Jakie tempo jest dobre?
Zwykle mówi się, że zdrowe odchudzanie to utrata około 0,5–1 kg tygodniowo, ale każdy z nas jest inny. Niektórzy chudną szybciej w pierwszych tygodniach, a następnie tempo spada, ponieważ organizm dostosowuje się do zmian w diecie. Odchudzanie się to seria małych kroków, z okresami stabilizacji, a także momentami wzrostu wagi.

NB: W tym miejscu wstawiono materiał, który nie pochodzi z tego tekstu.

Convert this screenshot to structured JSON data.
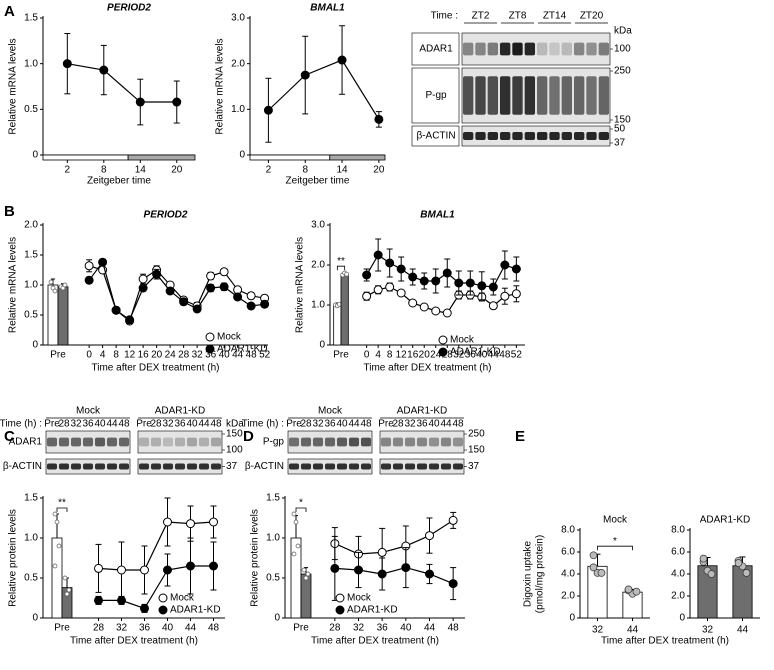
{
  "panels": [
    "A",
    "B",
    "C",
    "D",
    "E"
  ],
  "chart_data": [
    {
      "type": "line",
      "title": "PERIOD2",
      "ylabel": "Relative mRNA levels",
      "xlabel": "Zeitgeber time",
      "x": [
        2,
        8,
        14,
        20
      ],
      "xlim": [
        -2,
        23
      ],
      "xticks": [
        2,
        8,
        14,
        20
      ],
      "dark_period": [
        12,
        24
      ],
      "ylim": [
        0,
        1.5
      ],
      "yticks": [
        0,
        0.5,
        {
          "value": 1,
          "label": "1.0"
        },
        1.5
      ],
      "series": [
        {
          "marker": "filled",
          "color": "#000000",
          "values": [
            1.0,
            0.93,
            0.58,
            0.58
          ],
          "errors": [
            0.33,
            0.27,
            0.25,
            0.23
          ]
        }
      ]
    },
    {
      "type": "line",
      "title": "BMAL1",
      "ylabel": "Relative mRNA levels",
      "xlabel": "Zeitgeber time",
      "x": [
        2,
        8,
        14,
        20
      ],
      "xlim": [
        -1,
        21
      ],
      "xticks": [
        2,
        8,
        14,
        20
      ],
      "dark_period": [
        12,
        24
      ],
      "ylim": [
        0,
        3
      ],
      "yticks": [
        0,
        {
          "value": 1,
          "label": "1.0"
        },
        {
          "value": 2,
          "label": "2.0"
        },
        {
          "value": 3,
          "label": "3.0"
        }
      ],
      "series": [
        {
          "marker": "filled",
          "color": "#000000",
          "values": [
            0.98,
            1.75,
            2.08,
            0.78
          ],
          "errors": [
            0.7,
            0.85,
            0.75,
            0.17
          ]
        }
      ]
    },
    {
      "type": "line",
      "title": "PERIOD2",
      "ylabel": "Relative mRNA levels",
      "xlabel": "Time after DEX treatment (h)",
      "pre_label": "Pre",
      "x": [
        0,
        4,
        8,
        12,
        16,
        20,
        24,
        28,
        32,
        36,
        40,
        44,
        48,
        52
      ],
      "xlim": [
        -3,
        53
      ],
      "xticks": [
        0,
        4,
        8,
        12,
        16,
        20,
        24,
        28,
        32,
        36,
        40,
        44,
        48,
        52
      ],
      "ylim": [
        0,
        2
      ],
      "yticks": [
        0,
        0.5,
        {
          "value": 1,
          "label": "1.0"
        },
        1.5,
        {
          "value": 2,
          "label": "2.0"
        }
      ],
      "legend": "lower right",
      "series": [
        {
          "name": "Mock",
          "marker": "open",
          "color": "#ffffff",
          "pre": 1.0,
          "pre_error": 0.1,
          "pre_points": [
            1.05,
            0.95,
            0.9
          ],
          "values": [
            1.32,
            1.25,
            0.58,
            0.4,
            1.1,
            1.25,
            1.0,
            0.75,
            0.65,
            1.15,
            1.22,
            0.92,
            0.82,
            0.78
          ],
          "errors": [
            0.1,
            0.05,
            0.05,
            0.04,
            0.08,
            0.07,
            0.05,
            0.05,
            0.06,
            0.06,
            0.05,
            0.05,
            0.05,
            0.05
          ]
        },
        {
          "name": "ADAR1-KD",
          "marker": "filled",
          "color": "#6e6e6e",
          "pre": 0.97,
          "pre_error": 0.05,
          "pre_points": [
            0.97,
            0.95,
            1.0
          ],
          "values": [
            1.08,
            1.38,
            0.58,
            0.42,
            0.95,
            1.18,
            0.9,
            0.72,
            0.6,
            0.95,
            0.97,
            0.8,
            0.65,
            0.68
          ],
          "errors": [
            0.05,
            0.05,
            0.05,
            0.04,
            0.05,
            0.08,
            0.05,
            0.05,
            0.05,
            0.06,
            0.06,
            0.05,
            0.05,
            0.05
          ]
        }
      ]
    },
    {
      "type": "line",
      "title": "BMAL1",
      "ylabel": "Relative mRNA levels",
      "xlabel": "Time after DEX treatment (h)",
      "pre_label": "Pre",
      "significance": "**",
      "x": [
        0,
        4,
        8,
        12,
        16,
        20,
        24,
        28,
        32,
        36,
        40,
        44,
        48,
        52
      ],
      "xlim": [
        -3,
        55
      ],
      "xticks": [
        0,
        4,
        8,
        12,
        16,
        20,
        24,
        28,
        32,
        36,
        40,
        44,
        48,
        52
      ],
      "ylim": [
        0,
        3
      ],
      "yticks": [
        0,
        {
          "value": 1,
          "label": "1.0"
        },
        {
          "value": 2,
          "label": "2.0"
        },
        {
          "value": 3,
          "label": "3.0"
        }
      ],
      "legend": "lower right",
      "series": [
        {
          "name": "Mock",
          "marker": "open",
          "color": "#ffffff",
          "pre": 1.0,
          "pre_error": 0.05,
          "pre_points": [
            1.0,
            0.98,
            1.02
          ],
          "values": [
            1.22,
            1.38,
            1.45,
            1.3,
            1.05,
            0.95,
            0.85,
            0.8,
            1.25,
            1.25,
            1.2,
            0.98,
            1.22,
            1.28
          ],
          "errors": [
            0.1,
            0.1,
            0.1,
            0.05,
            0.05,
            0.05,
            0.05,
            0.05,
            0.1,
            0.1,
            0.1,
            0.05,
            0.2,
            0.2
          ]
        },
        {
          "name": "ADAR1-KD",
          "marker": "filled",
          "color": "#6e6e6e",
          "pre": 1.77,
          "pre_error": 0.05,
          "pre_points": [
            1.75,
            1.8,
            1.77
          ],
          "values": [
            1.75,
            2.25,
            2.05,
            1.9,
            1.7,
            1.6,
            1.6,
            1.8,
            1.55,
            1.55,
            1.48,
            1.45,
            2.0,
            1.9
          ],
          "errors": [
            0.15,
            0.4,
            0.35,
            0.3,
            0.2,
            0.2,
            0.3,
            0.35,
            0.3,
            0.3,
            0.35,
            0.2,
            0.35,
            0.3
          ]
        }
      ]
    },
    {
      "type": "line",
      "ylabel": "Relative protein levels",
      "xlabel": "Time after DEX treatment (h)",
      "pre_label": "Pre",
      "significance": "**",
      "x": [
        28,
        32,
        36,
        40,
        44,
        48
      ],
      "xlim": [
        26,
        50
      ],
      "xticks": [
        28,
        32,
        36,
        40,
        44,
        48
      ],
      "ylim": [
        0,
        1.5
      ],
      "yticks": [
        0,
        0.5,
        {
          "value": 1,
          "label": "1.0"
        },
        1.5
      ],
      "legend": "lower right",
      "series": [
        {
          "name": "Mock",
          "marker": "open",
          "color": "#ffffff",
          "pre": 1.0,
          "pre_error": 0.3,
          "pre_points": [
            1.3,
            1.2,
            0.9,
            0.65
          ],
          "values": [
            0.62,
            0.6,
            0.6,
            1.2,
            1.18,
            1.2
          ],
          "errors": [
            0.3,
            0.35,
            0.3,
            0.3,
            0.22,
            0.2
          ]
        },
        {
          "name": "ADAR1-KD",
          "marker": "filled",
          "color": "#6e6e6e",
          "pre": 0.38,
          "pre_error": 0.12,
          "pre_points": [
            0.5,
            0.3,
            0.35
          ],
          "values": [
            0.22,
            0.22,
            0.12,
            0.6,
            0.65,
            0.65
          ],
          "errors": [
            0.05,
            0.05,
            0.05,
            0.2,
            0.35,
            0.3
          ]
        }
      ]
    },
    {
      "type": "line",
      "ylabel": "Relative protein levels",
      "xlabel": "Time after DEX treatment (h)",
      "pre_label": "Pre",
      "significance": "*",
      "x": [
        28,
        32,
        36,
        40,
        44,
        48
      ],
      "xlim": [
        26,
        50
      ],
      "xticks": [
        28,
        32,
        36,
        40,
        44,
        48
      ],
      "ylim": [
        0,
        1.5
      ],
      "yticks": [
        0,
        0.5,
        {
          "value": 1,
          "label": "1.0"
        },
        1.5
      ],
      "legend": "lower left",
      "series": [
        {
          "name": "Mock",
          "marker": "open",
          "color": "#ffffff",
          "pre": 1.0,
          "pre_error": 0.28,
          "pre_points": [
            1.3,
            1.2,
            0.9,
            0.8
          ],
          "values": [
            0.93,
            0.8,
            0.82,
            0.9,
            1.03,
            1.22
          ],
          "errors": [
            0.2,
            0.22,
            0.3,
            0.25,
            0.22,
            0.1
          ]
        },
        {
          "name": "ADAR1-KD",
          "marker": "filled",
          "color": "#6e6e6e",
          "pre": 0.55,
          "pre_error": 0.08,
          "pre_points": [
            0.6,
            0.5,
            0.55
          ],
          "values": [
            0.62,
            0.6,
            0.55,
            0.63,
            0.55,
            0.43
          ],
          "errors": [
            0.4,
            0.22,
            0.2,
            0.25,
            0.12,
            0.2
          ]
        }
      ]
    },
    {
      "type": "bar",
      "title": "Mock",
      "ylabel": [
        "Digoxin uptake",
        "(pmol/mg protein)"
      ],
      "xlabel": "Time after DEX treatment (h)",
      "significance": "*",
      "categories": [
        32,
        44
      ],
      "values": [
        4.7,
        2.35
      ],
      "errors": [
        1.1,
        0.25
      ],
      "points": [
        [
          5.7,
          4.1,
          4.1,
          4.6
        ],
        [
          2.5,
          2.2,
          2.4,
          2.6
        ]
      ],
      "color": "#ffffff",
      "ylim": [
        0,
        8
      ],
      "yticks": [
        0,
        {
          "value": 2,
          "label": "2.0"
        },
        {
          "value": 4,
          "label": "4.0"
        },
        {
          "value": 6,
          "label": "6.0"
        },
        {
          "value": 8,
          "label": "8.0"
        }
      ]
    },
    {
      "type": "bar",
      "title": "ADAR1-KD",
      "categories": [
        32,
        44
      ],
      "values": [
        4.75,
        4.75
      ],
      "errors": [
        0.75,
        0.8
      ],
      "points": [
        [
          5.1,
          4.3,
          4.0,
          5.4
        ],
        [
          5.2,
          4.7,
          4.1,
          5.0
        ]
      ],
      "color": "#6e6e6e",
      "ylim": [
        0,
        8
      ],
      "yticks": [
        0,
        {
          "value": 2,
          "label": "2.0"
        },
        {
          "value": 4,
          "label": "4.0"
        },
        {
          "value": 6,
          "label": "6.0"
        },
        {
          "value": 8,
          "label": "8.0"
        }
      ]
    }
  ],
  "blots": [
    {
      "time_label": "Time :",
      "unit": "kDa",
      "groups": [
        {
          "lanes": [
            "ZT2",
            "ZT8",
            "ZT14",
            "ZT20"
          ]
        }
      ],
      "rows": [
        {
          "name": "ADAR1",
          "markers": [
            100
          ]
        },
        {
          "name": "P-gp",
          "markers": [
            250,
            150
          ]
        },
        {
          "name": "β-ACTIN",
          "markers": [
            50,
            37
          ]
        }
      ]
    },
    {
      "time_label": "Time (h) :",
      "unit": "kDa",
      "groups": [
        {
          "name": "Mock",
          "lanes": [
            "Pre",
            "28",
            "32",
            "36",
            "40",
            "44",
            "48"
          ]
        },
        {
          "name": "ADAR1-KD",
          "lanes": [
            "Pre",
            "28",
            "32",
            "36",
            "40",
            "44",
            "48"
          ]
        }
      ],
      "rows": [
        {
          "name": "ADAR1",
          "markers": [
            150,
            100
          ]
        },
        {
          "name": "β-ACTIN",
          "markers": [
            37
          ]
        }
      ]
    },
    {
      "time_label": "Time (h) :",
      "groups": [
        {
          "name": "Mock",
          "lanes": [
            "Pre",
            "28",
            "32",
            "36",
            "40",
            "44",
            "48"
          ]
        },
        {
          "name": "ADAR1-KD",
          "lanes": [
            "Pre",
            "28",
            "32",
            "36",
            "40",
            "44",
            "48"
          ]
        }
      ],
      "rows": [
        {
          "name": "P-gp",
          "markers": [
            250,
            150
          ]
        },
        {
          "name": "β-ACTIN",
          "markers": [
            37
          ]
        }
      ]
    }
  ]
}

Jeśli ogólna tendencja jest spadkowa, wiadomo, że jesteśmy na dobrej drodze. Warto wyznaczyć sobie górną i dolną granicę, dopuszczając pewne wahania wagi, a następnie schodzić coraz niżej w miarę postępów w odchudzaniu. Dobrym wskaźnikiem zmian będą także, wspomniane powyżej, pomiary ciała lub ubrania. Gdy nadejdzie moment, kiedy waga nie będzie chciała drgnąć, nie wpadajmy w panikę. Od czasu do czasu tak się dzieje i jest to naturalne, a z czasem będzie oznaczać, że osiągnęliśmy prawidłową wagę. Gdy jednak okres stabilizacji przeciąga się, a nadwaga się utrzymuje albo gdy zaczynamy przekraczać wyznaczoną wcześniej górną granicę, trzeba przyjrzeć się odstępstwom od diety czy zaniedbywaniu aktywności fizycznej i przywołać się do porządku. Wspomniane wyznaczanie górnej i dolnej granicy sprawdza się również przy utrzymywaniu docelowej wagi, gdy już osiągniemy wymarzony cel. Kluczem do sukcesu jest regularna obserwacja – jeśli zauważymy wzrost wagi, trzeba zastanowić się, co się zmieniło w naszym trybie życia i podjąć małe proste kroki, żeby znów znaleźć się na właściwej drodze.